Questioni di format, di caste brizzolate, assenza di ricambio. Di alternative che non ci sono. Il vecchio che resiste, il nuovo che si è perso. Il cambiamento atteso e le rendite di posizione. Sono scenari, e travagli,  che in Italia si sentono di più che altrove. In ogni settore. I giovani che non leggono i giornali e non guardano la tv. Bingo!, Mentana, direttore del tg de la7, quando ha detto che si tratta di prodotti fatti da sessantenni per i sessantenni. Le redazioni sono quelle, chi dà le dritte, chi dirige ha una cultura informativa novecentesca. Molti giornali, e giornalisti, ‘vivono’, non per il pezzo che scrivono su carta ma perché stazionano in tv.  Se poi giornali e tg, si strafogano di politica, di una politica di scalmanati e ‘scienziati’, capite perché i giovani se ne stanno alla larga.
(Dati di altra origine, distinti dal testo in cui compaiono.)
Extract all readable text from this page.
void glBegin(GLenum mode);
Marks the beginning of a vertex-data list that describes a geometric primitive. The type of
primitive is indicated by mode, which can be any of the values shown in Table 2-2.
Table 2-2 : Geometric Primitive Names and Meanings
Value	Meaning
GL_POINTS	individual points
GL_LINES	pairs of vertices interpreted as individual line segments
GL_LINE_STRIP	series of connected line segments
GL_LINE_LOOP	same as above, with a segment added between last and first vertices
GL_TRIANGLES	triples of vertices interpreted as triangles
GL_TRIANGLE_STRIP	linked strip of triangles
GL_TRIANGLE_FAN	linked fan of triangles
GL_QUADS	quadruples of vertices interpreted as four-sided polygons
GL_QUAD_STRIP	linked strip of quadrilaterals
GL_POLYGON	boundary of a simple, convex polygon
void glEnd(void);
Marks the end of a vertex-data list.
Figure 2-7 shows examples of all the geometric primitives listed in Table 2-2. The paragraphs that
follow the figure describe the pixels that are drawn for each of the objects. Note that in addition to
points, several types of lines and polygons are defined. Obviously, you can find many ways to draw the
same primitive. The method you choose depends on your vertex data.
Camminiamo con modelli passatisti, rigidi. Tanto  che la più lieve idea, che esce dal seminato, o dagli steccati in uso, crea stupore, viene derisa e via discussioni degli editorialisti canuti e pluridecorati, all’affaccio del primo talk,  su dove andremo a finire: richiamo all’ordine, urge rimettersi sulla retta via. Ha scritto Cerri, su Metro, il clamore suscitato dall’idea di un trentenne, segretario del Pd, di omaggiare, con un biglietto dell’Expo,  chi si iscrive al partito. Lancia in resta dei malpancisti  custodi della tradizione, gli intellettuali concentrati “sul dove andremo a finire?”.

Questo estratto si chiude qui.